The second proposal (VFC2) is based on a rail-to-rail feedback voltage attenuation V-I converter, followed by the low-power bidirectional current integrator, and includes temperature compensation and an offset frequency. The measured results of this low-voltage (V DD = 1.2 V) low-power (below 70 μW) VFC confirm a full input range and an output frequency range of [0.1, 1.0 MHz] with a linearity error of 12 bits over a temperature variation of (−40, +120 °C).

Finally, two rail-to-rail temperature-compensated differential VFCs (VFC3 and VFC4) based on the rail-to-rail feedback voltage attenuation V-I converter have been proposed. VFC3 is a low-voltage (V DD = 1.2 V) low-power (65 μW) dVFC with an output range of [0.0 – 0.9 MHz], a linearity error of 13 bits over temperature variation of (−40, +120 °C) and supply voltage variation of ±30 %. VFC4 is a low-voltage (V DD = 1.2 V) low-power (75 μW) dVFC that can operate either with single or differential input signals. Simulation results over a (−40, +120 °C) temperature range and supply voltage variations of ±30 % show an output frequency range of [0.0 – 0.9 MHz] with a linearity error of 13 bits in single mode and a linearity error of 14 bits in differential mode.

The general specifications imposed for the VFCs presented in this book were a maximum voltage supply of V DD = 1.8 V, a power consumption below 1 mW, and an output frequency below 2 MHz with temperature and supply voltage independent sensitivity and a maximum linearity error of 0.1 % (10 bits). These requirements have been progressively achieved and, on the whole, the proposed VFCs are more than competitive with those already presented in the literature. They exhibit a larger operating range, coming to obtain rail-to-rail operation, while keeping fairly good performances in terms of sensitivity, linearity and power consumption. Consequently, VFCs are a good alternative for future multisensory read out interfaces to be used in battery-operated systems.

5.2 Further Research Directions

All the proposed VFCs use simple differential pairs followed by inverters as comparators to implement the VWC control circuit, to have a fast response. However, to keep power consumption bounded, the differential pairs biasing current is bounded, causing an increase in the delay introduced to the VFC, thus increasing the relative and sensitivity errors in the system. Therefore, the design of new comparators that have a fast response as well as low-power consumption offers a new research line that could be very advantageous for portable applications.

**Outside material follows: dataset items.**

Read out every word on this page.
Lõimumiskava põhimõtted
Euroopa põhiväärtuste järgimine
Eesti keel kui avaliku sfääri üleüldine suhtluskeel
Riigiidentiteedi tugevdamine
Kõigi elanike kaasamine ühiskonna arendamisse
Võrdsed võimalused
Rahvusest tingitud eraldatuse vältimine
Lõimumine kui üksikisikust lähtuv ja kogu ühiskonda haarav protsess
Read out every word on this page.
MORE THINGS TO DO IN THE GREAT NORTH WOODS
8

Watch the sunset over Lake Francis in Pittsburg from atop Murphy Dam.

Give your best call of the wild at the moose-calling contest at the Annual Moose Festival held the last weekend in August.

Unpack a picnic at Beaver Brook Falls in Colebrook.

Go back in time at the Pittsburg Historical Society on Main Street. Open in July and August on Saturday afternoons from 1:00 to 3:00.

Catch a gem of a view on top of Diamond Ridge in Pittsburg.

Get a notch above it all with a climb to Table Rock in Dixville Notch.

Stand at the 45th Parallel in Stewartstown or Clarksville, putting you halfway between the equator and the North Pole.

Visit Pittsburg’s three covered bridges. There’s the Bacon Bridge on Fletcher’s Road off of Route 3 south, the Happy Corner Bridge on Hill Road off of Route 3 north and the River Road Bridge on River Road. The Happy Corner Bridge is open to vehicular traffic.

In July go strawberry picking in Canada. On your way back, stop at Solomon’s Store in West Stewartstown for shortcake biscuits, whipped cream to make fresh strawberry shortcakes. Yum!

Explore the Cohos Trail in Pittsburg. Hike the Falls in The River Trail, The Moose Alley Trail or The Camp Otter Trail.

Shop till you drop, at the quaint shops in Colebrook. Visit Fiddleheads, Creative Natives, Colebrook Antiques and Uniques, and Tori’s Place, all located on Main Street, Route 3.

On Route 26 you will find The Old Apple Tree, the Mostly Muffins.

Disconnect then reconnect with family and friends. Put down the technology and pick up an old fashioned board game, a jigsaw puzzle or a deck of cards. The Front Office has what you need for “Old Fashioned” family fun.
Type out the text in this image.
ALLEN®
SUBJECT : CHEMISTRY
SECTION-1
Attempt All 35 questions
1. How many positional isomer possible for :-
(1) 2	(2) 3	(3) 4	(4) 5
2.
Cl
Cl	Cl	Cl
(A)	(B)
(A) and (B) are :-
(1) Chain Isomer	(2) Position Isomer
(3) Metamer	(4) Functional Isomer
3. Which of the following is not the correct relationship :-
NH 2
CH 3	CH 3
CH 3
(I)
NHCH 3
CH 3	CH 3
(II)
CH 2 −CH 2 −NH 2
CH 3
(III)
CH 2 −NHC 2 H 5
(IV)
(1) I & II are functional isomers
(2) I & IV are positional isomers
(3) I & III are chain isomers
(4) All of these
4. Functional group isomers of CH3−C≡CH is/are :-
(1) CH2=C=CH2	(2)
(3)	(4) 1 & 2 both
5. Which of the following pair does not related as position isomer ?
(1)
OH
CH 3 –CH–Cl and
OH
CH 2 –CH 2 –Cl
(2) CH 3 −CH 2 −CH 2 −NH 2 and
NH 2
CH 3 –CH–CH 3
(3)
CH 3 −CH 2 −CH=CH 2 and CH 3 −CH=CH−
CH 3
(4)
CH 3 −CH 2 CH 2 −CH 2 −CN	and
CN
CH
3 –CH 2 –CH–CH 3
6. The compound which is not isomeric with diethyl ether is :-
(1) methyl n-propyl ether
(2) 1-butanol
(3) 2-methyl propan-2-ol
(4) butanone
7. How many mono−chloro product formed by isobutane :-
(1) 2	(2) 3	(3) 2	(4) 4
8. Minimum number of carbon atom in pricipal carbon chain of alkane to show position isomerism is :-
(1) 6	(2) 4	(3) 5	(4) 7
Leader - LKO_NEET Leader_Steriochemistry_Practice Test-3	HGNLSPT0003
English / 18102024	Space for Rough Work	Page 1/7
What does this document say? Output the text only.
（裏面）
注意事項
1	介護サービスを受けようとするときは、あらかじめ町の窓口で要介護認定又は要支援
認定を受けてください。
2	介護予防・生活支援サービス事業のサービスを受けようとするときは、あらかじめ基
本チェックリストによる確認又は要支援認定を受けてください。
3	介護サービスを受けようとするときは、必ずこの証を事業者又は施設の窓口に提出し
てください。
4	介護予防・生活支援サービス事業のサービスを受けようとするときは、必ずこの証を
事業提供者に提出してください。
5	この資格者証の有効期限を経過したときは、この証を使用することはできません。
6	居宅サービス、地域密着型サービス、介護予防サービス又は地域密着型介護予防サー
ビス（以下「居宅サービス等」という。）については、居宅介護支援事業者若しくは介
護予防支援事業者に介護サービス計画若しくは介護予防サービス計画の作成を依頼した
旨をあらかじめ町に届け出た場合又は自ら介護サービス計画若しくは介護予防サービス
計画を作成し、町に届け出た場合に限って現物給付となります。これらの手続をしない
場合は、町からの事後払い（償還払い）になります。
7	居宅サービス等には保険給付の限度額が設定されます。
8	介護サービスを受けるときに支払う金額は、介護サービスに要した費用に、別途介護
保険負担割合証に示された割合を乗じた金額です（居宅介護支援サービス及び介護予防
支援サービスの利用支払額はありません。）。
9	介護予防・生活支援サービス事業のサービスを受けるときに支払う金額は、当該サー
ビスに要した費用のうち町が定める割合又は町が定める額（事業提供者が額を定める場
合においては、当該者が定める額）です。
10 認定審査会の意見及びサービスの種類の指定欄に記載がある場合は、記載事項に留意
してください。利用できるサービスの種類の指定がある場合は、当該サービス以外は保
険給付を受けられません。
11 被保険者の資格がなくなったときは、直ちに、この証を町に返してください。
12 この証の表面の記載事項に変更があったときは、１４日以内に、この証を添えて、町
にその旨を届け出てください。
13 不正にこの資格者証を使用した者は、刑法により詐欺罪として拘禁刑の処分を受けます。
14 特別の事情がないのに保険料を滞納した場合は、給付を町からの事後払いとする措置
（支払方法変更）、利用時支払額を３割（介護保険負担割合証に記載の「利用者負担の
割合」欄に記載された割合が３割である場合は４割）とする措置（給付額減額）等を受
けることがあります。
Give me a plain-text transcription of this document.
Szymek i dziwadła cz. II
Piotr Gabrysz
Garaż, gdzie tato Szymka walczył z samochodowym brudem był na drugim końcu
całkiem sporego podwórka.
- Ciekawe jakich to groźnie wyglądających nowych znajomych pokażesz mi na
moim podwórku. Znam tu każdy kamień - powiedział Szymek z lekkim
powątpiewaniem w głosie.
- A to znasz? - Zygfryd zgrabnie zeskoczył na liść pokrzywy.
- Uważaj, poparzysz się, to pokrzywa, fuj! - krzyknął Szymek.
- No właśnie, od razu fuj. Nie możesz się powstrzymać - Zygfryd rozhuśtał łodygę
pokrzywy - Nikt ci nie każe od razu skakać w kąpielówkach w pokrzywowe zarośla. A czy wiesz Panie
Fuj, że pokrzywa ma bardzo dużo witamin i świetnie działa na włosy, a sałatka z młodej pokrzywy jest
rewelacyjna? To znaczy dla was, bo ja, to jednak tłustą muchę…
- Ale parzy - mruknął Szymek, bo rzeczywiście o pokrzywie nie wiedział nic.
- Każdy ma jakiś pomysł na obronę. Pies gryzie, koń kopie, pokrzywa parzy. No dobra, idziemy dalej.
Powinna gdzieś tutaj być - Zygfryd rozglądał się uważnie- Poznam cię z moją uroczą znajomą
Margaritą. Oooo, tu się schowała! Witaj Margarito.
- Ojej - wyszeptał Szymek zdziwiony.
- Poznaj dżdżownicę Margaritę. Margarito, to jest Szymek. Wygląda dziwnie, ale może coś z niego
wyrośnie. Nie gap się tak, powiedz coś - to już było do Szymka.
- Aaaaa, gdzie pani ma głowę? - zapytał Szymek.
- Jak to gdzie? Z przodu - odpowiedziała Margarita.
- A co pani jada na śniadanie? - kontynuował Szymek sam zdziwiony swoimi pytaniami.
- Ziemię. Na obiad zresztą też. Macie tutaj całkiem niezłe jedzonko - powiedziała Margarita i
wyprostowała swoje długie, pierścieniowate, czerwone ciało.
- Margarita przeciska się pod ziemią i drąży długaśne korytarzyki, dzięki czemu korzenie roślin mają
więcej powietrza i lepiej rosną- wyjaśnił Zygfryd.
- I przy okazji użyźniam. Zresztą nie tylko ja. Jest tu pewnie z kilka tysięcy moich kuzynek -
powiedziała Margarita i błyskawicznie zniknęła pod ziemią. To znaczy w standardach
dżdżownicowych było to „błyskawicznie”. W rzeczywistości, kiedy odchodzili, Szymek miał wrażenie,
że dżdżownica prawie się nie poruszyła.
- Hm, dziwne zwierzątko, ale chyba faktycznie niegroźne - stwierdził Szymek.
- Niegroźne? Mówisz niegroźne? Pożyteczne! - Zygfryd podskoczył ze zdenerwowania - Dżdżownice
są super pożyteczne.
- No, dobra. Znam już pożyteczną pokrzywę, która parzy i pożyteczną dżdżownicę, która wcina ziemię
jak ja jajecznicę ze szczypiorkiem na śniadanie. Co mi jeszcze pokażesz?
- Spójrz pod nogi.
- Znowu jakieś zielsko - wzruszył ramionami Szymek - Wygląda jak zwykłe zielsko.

The β-multiplier bias circuit explained in Sect. 3.4 and the generation circuit of the VWC comparison limits explained in Sect. 3.3, with two resistors driven by the bias current, provide temperature and supply voltage independent bias current and V H and V L, respectively. Though these solutions have been validated through the operation of VFC3, and VFC4, the research in the design of bias circuits and voltage references introduces a new field of study that should be developed further to obtain optimum LV-LP solutions, and has been set aside for future investigation lines. Another open issue in the field of biasing is the implementation of an on-chip voltage regulator that feeds the complete system, thus having full V DD insensitivity. This voltage regulator should include an easy enable that drives the system into a sleep-mode, to achieve a complete on-chip solution that includes power management.

Finally, integration of the programmable voltage adapter in the same chip of the VFC is desirable to have a complete electronic multisensor interface.

Thus, the future work clearly outlined will aid in the completion of the study carried out in this book as well as help to explore new research direction.